If you read the mythology that surrounds the singer, you’d be forgiven for thinking that she would never speak about her family, her life or her history to the media. Not true. As are many of the public impressions of her. From Kubrickian recluse to hermetic control freak, people assume they know her.

“It’s just part of life, isn’t it? Even if you’re not somebody whose work becomes public, we all make assumptions about people when we meet them – who they are and what they think. I don’t think of myself as a famous person. I live a straightforward life and a lot of my time is spent with my family and working, which most people do. The only difference is that what I do gets sent out into the public domain. I’m enormously touched that people are still interested in what I do after all this time.” She laughs that easy, throaty laugh again.
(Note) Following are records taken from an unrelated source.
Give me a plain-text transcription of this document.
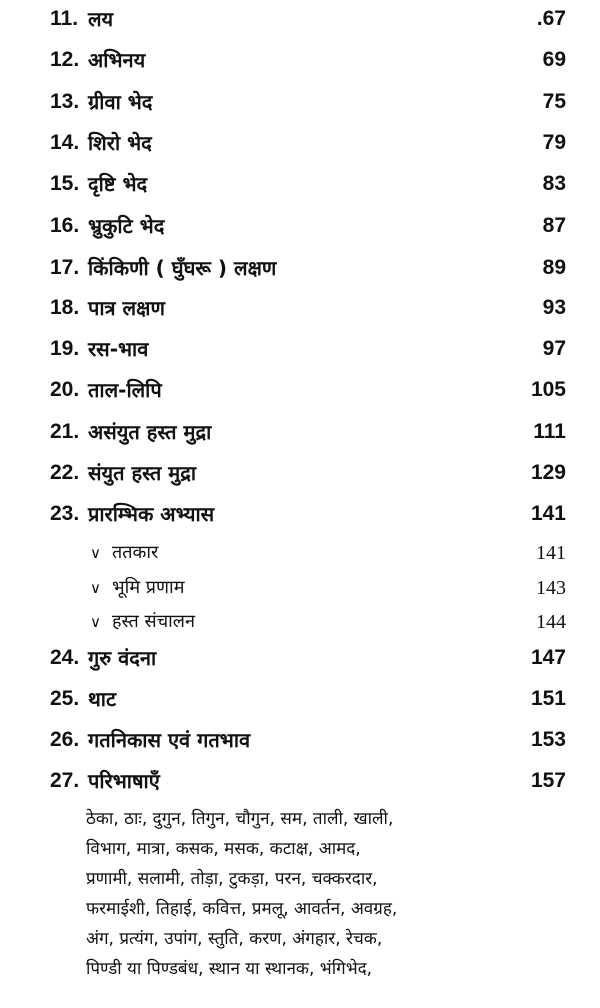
11. लय	.67
12. अभिनय	69
13. ग्रीवा भेद	75
14. शिरो भेद	79
15. दृष्टि भेद	83
16. भ्रुकुटि भेद	87
17. किंकिणी ( घुँघरू ) लक्षण	89
18. पात्र लक्षण	93
19. रस-भाव	97
20. ताल-लिपि	105
21. असंयुत हस्त मुद्रा	111
22. संयुत हस्त मुद्रा	129
23. प्रारम्भिक अभ्यास	141
∨ ततकार	141
∨ भूमि प्रणाम	143
∨ हस्त संचालन	144
24. गुरु वंदना	147
25. थाट	151
26. गतनिकास एवं गतभाव	153
27. परिभाषाएँ	157
ठेका, ठाः, दुगुन, तिगुन, चौगुन, सम, ताली, खाली,
विभाग, मात्रा, कसक, मसक, कटाक्ष, आमद,
प्रणामी, सलामी, तोड़ा, टुकड़ा, परन, चक्करदार,
फरमाईशी, तिहाई, कवित्त, प्रमलू, आवर्तन, अवग्रह,
अंग, प्रत्यंग, उपांग, स्तुति, करण, अंगहार, रेचक,
पिण्डी या पिण्डबंध, स्थान या स्थानक, भंगिभेद,
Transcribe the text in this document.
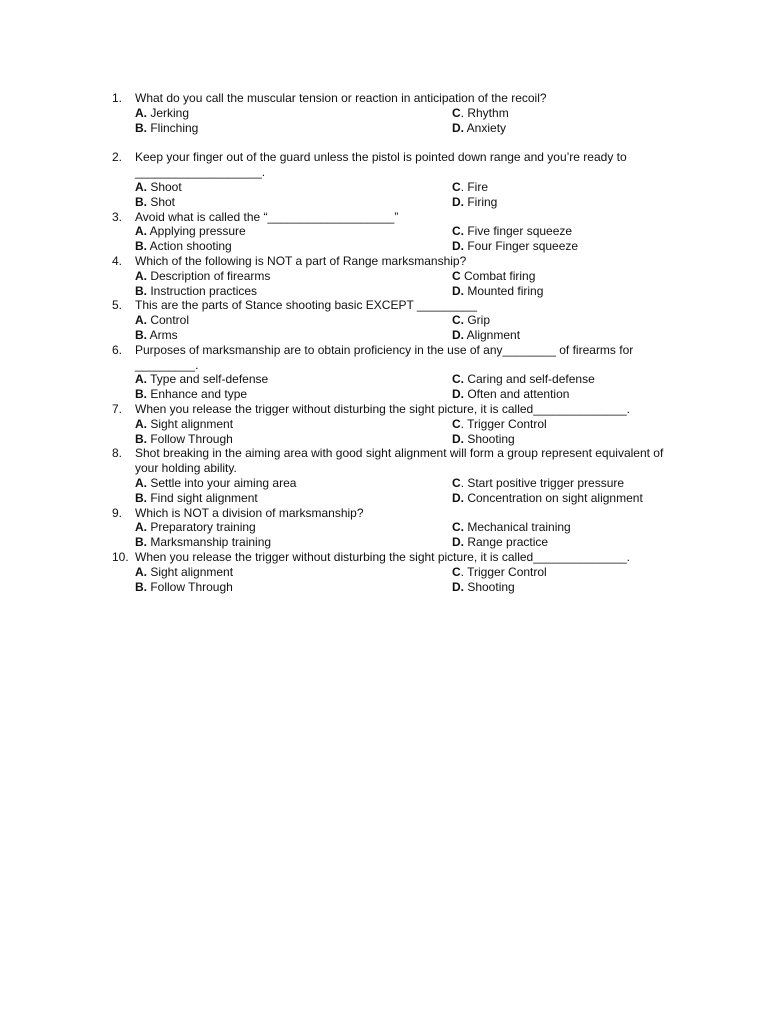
1.	What do you call the muscular tension or reaction in anticipation of the recoil?
A. Jerking	C. Rhythm
B. Flinching	D. Anxiety
2.	Keep your finger out of the guard unless the pistol is pointed down range and you’re ready to ___________________.
A. Shoot	C. Fire
B. Shot	D. Firing
3.	Avoid what is called the “___________________”
A. Applying pressure	C. Five finger squeeze
B. Action shooting	D. Four Finger squeeze
4.	Which of the following is NOT a part of Range marksmanship?
A. Description of firearms	C Combat firing
B. Instruction practices	D. Mounted firing
5.	This are the parts of Stance shooting basic EXCEPT _________
A. Control	C. Grip
B. Arms	D. Alignment
6.	Purposes of marksmanship are to obtain proficiency in the use of any________ of firearms for _________.
A. Type and self-defense	C. Caring and self-defense
B. Enhance and type	D. Often and attention
7.	When you release the trigger without disturbing the sight picture, it is called______________.
A. Sight alignment	C. Trigger Control
B. Follow Through	D. Shooting
8.	Shot breaking in the aiming area with good sight alignment will form a group represent equivalent of your holding ability.
A. Settle into your aiming area	C. Start positive trigger pressure
B. Find sight alignment	D. Concentration on sight alignment
9.	Which is NOT a division of marksmanship?
A. Preparatory training	C. Mechanical training
B. Marksmanship training	D. Range practice
10. When you release the trigger without disturbing the sight picture, it is called______________.
A. Sight alignment	C. Trigger Control
B. Follow Through	D. Shooting
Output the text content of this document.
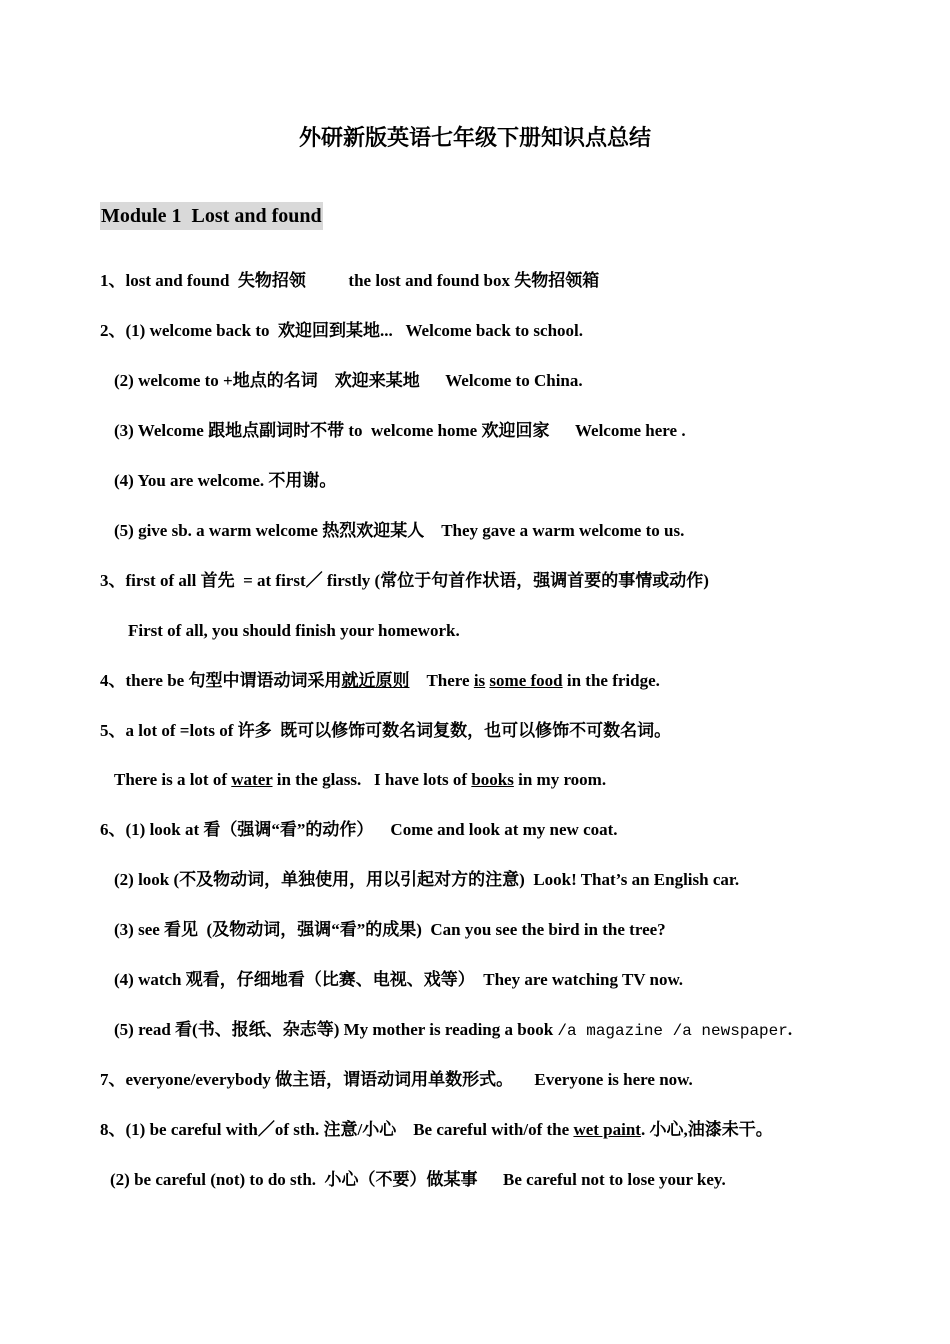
外研新版英语七年级下册知识点总结
Module 1  Lost and found
1、lost and found  失物招领          the lost and found box 失物招领箱
2、(1) welcome back to  欢迎回到某地...   Welcome back to school.
(2) welcome to +地点的名词    欢迎来某地      Welcome to China.
(3) Welcome 跟地点副词时不带 to  welcome home 欢迎回家      Welcome here .
(4) You are welcome. 不用谢。
(5) give sb. a warm welcome 热烈欢迎某人    They gave a warm welcome to us.
3、first of all 首先  = at first／ firstly (常位于句首作状语，强调首要的事情或动作)
First of all, you should finish your homework.
4、there be 句型中谓语动词采用就近原则    There is some food in the fridge.
5、a lot of =lots of 许多  既可以修饰可数名词复数，也可以修饰不可数名词。
There is a lot of water in the glass.   I have lots of books in my room.
6、(1) look at 看（强调“看”的动作）    Come and look at my new coat.
(2) look (不及物动词，单独使用，用以引起对方的注意)  Look! That’s an English car.
(3) see 看见  (及物动词，强调“看”的成果)  Can you see the bird in the tree?
(4) watch 观看，仔细地看（比赛、电视、戏等）  They are watching TV now.
(5) read 看(书、报纸、杂志等) My mother is reading a book /a magazine /a newspaper.
7、everyone/everybody 做主语，谓语动词用单数形式。     Everyone is here now.
8、(1) be careful with／of sth. 注意/小心    Be careful with/of the wet paint. 小心,油漆未干。
(2) be careful (not) to do sth.  小心（不要）做某事      Be careful not to lose your key.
When she’s not recording or writing, she admits she loves to watch films and read – no Kindles, mind – she believes in “the energy of a physical book, the smell of it”. She admits to being “immensely flattered” when people cover her work, and is indefatigably modest when asked about being an influence on artists such as Joanna Newsom, PJ Harvey and Alison Goldfrapp. At the moment she is working on new material, but is guarded about it.

“ Director’s Cut took a long time. It’s funny, every time I start a new album I say to myself ‘this one’s going to be really quick’, and of course it ends up going on and on. But it was great to go straight into the new songs, while I was still in focused, studio mentality. With Aerial and this new album I feel there’s a greater space. They’re a bit different to my other work, but then I feel that about everything when I start it, and I don’t want to keep making the same album all the time. It’s hard to talk about work when it’s in progress, because it’s always an evolving process.”

While there is no definite release date yet for the forthcoming album of brand new material, the singer’s return via Director’s Cut was bound to cause the issue of touring to resurface. Bush has famously toured just once – in 1979 – and legions of devotees would love to see her live. Few artists command the kind of fan loyalty she does, but then Bush is a one-off. A consummate artist and an original – the ne plus ultra of female musicians.

Will she ever play live again? “It was never my intention to go so long without touring. I have no plans to tour at the moment, but I’d like to think that I would again some day. I’ll never say never.”